Still he heard the shrieks and catcalls behind him, but there was another sort of shouting too, and when he glanced back he saw that the crowd of children was thinning out, and in the middle, on the path, the boys in sunglasses were kicking at them, scattering them, making room for Hock to move to a safer part of the embankment, away from the crumbling edge.

For a panicky moment he feared they’d rush him, topple him into the river. It would have been so easy, but the tallest of the three, the sharp-faced boy in the Dynamo Dresden baseball cap, who had sold him his dinner the night before, stuck his hand out — in an unfriendly way, a perfunctory grip — yanking him forward onto the path.

“Thank you,” Hock said with a sob, half grateful, half resentful that he was thanking them. In his heart he hated them, but he was so afraid his hatred would show, he approached them with exaggerated mildness.

The boy had started down the path, Hock following.

“Why did they want to hurt me?”

“They are children. They don’t care about you.”

“But I can help them.”

“How can you help them?”

“Food,” Hock said. “Money.”

“They are having food. And there is nothing to buy.”

“Water,” Hock said. “A well.”

“We have the river.”

“What does the government give you?”

“There is no government here,” the boy said, and there was a malicious smile in his voice when he added, “We are the government.”

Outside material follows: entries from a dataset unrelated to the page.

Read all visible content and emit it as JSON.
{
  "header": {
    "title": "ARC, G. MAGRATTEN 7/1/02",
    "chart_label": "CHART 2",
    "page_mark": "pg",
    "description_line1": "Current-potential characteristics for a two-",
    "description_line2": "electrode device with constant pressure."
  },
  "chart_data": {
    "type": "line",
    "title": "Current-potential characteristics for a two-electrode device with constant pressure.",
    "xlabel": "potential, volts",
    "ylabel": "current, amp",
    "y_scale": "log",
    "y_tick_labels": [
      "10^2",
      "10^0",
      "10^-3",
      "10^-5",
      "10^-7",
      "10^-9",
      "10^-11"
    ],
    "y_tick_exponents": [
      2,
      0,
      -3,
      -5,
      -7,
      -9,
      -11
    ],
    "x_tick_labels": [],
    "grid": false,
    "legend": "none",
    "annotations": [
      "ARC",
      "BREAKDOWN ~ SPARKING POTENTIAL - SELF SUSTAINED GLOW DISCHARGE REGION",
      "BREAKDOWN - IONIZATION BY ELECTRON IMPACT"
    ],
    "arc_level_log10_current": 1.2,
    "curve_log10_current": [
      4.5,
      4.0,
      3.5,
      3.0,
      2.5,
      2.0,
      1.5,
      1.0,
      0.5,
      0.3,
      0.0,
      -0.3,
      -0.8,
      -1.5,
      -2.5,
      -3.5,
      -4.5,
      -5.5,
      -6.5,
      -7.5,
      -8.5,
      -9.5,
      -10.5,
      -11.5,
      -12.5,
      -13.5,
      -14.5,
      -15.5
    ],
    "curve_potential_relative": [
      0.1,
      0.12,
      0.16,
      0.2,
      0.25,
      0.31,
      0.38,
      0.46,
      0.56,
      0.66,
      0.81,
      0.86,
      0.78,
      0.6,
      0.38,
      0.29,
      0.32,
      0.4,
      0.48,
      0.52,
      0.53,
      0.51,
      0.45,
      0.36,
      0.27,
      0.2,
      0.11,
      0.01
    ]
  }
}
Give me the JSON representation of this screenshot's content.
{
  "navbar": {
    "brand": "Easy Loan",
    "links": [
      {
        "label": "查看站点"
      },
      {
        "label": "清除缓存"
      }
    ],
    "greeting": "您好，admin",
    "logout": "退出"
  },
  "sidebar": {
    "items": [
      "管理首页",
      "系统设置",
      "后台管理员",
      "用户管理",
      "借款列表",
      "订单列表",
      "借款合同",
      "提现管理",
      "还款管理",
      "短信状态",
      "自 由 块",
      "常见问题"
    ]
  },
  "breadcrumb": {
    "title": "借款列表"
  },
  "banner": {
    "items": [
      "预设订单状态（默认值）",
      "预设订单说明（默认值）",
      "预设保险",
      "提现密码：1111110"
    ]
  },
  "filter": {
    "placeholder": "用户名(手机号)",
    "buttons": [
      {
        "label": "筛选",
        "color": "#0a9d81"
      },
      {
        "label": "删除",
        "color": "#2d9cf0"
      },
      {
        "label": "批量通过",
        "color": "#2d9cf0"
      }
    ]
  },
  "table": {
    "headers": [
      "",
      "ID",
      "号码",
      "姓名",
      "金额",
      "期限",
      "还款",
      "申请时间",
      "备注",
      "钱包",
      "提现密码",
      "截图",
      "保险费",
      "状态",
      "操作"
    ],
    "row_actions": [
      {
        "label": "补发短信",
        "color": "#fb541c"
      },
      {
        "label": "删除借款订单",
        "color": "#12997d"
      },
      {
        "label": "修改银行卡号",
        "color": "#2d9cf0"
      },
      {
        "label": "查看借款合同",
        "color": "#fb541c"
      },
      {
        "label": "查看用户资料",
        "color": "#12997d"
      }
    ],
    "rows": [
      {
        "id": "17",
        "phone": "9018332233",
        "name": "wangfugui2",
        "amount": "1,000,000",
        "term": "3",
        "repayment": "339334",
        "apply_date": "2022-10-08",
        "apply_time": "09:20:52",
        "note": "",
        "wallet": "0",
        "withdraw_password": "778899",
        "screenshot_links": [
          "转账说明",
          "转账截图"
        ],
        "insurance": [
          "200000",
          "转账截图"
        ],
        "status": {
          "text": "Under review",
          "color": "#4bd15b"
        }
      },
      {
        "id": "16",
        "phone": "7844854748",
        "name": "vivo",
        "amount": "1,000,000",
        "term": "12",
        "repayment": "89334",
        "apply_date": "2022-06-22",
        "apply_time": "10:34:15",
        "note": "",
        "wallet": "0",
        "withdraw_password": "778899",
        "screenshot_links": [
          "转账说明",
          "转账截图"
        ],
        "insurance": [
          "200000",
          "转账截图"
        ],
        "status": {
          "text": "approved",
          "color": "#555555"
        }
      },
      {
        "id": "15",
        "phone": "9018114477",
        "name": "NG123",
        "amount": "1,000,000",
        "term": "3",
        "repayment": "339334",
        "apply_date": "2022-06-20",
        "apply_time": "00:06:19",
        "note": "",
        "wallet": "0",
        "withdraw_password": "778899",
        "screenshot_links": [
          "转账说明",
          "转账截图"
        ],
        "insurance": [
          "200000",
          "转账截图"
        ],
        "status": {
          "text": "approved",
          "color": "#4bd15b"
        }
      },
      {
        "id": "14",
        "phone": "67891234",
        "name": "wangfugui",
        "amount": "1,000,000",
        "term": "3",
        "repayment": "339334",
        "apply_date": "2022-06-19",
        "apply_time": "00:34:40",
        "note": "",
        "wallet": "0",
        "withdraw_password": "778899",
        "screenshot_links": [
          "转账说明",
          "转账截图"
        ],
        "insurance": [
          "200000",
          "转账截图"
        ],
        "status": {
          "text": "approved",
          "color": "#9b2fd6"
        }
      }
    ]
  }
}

Now they were back at the clearing, and the children were watching Hock walking just behind the big boy, the two other boys walking casually to the side. Hock was looking for protection, hoping that the children would keep away. He was terrified of them, for their utter recklessness, and he rationalized his fear as no different from a fear of insects or vermin or the fatal bite of the smallest viper, a night adder.

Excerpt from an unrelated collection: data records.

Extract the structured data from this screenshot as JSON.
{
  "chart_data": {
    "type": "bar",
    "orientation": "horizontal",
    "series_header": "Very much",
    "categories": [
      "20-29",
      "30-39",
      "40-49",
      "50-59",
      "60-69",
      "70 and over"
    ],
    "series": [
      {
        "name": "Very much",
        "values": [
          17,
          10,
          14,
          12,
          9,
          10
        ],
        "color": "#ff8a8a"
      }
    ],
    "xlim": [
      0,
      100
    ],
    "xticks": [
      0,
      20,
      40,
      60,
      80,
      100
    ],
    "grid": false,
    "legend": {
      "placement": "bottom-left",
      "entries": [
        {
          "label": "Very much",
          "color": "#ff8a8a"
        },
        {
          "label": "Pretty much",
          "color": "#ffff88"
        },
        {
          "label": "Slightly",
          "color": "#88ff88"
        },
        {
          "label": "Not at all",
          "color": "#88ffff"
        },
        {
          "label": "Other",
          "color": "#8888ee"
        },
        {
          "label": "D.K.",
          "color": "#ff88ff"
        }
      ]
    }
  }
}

“I could arrange for a school here.”

“They hate school.”

“They could learn English, like you.”

The boy turned his sharp-featured face on Hock and made a cruel mouth. “I don’t want them to learn English like me. I don’t want them to learn anything.”

The two other boys sniggered, hearing this.

“Where are their parents? Where are their elders?”

“Dead. All dead.”

There were orphans’ huts in Malabo. And Hock had heard of children’s villages, the result of the spread of AIDS in the country. He had imagined them structured and supported by the government, not wild and improvisational like this, reverted to semi-savagery, living hand to mouth, foraging, and yet defiant as some animal packs were defiant, and self-sufficient like those same packs.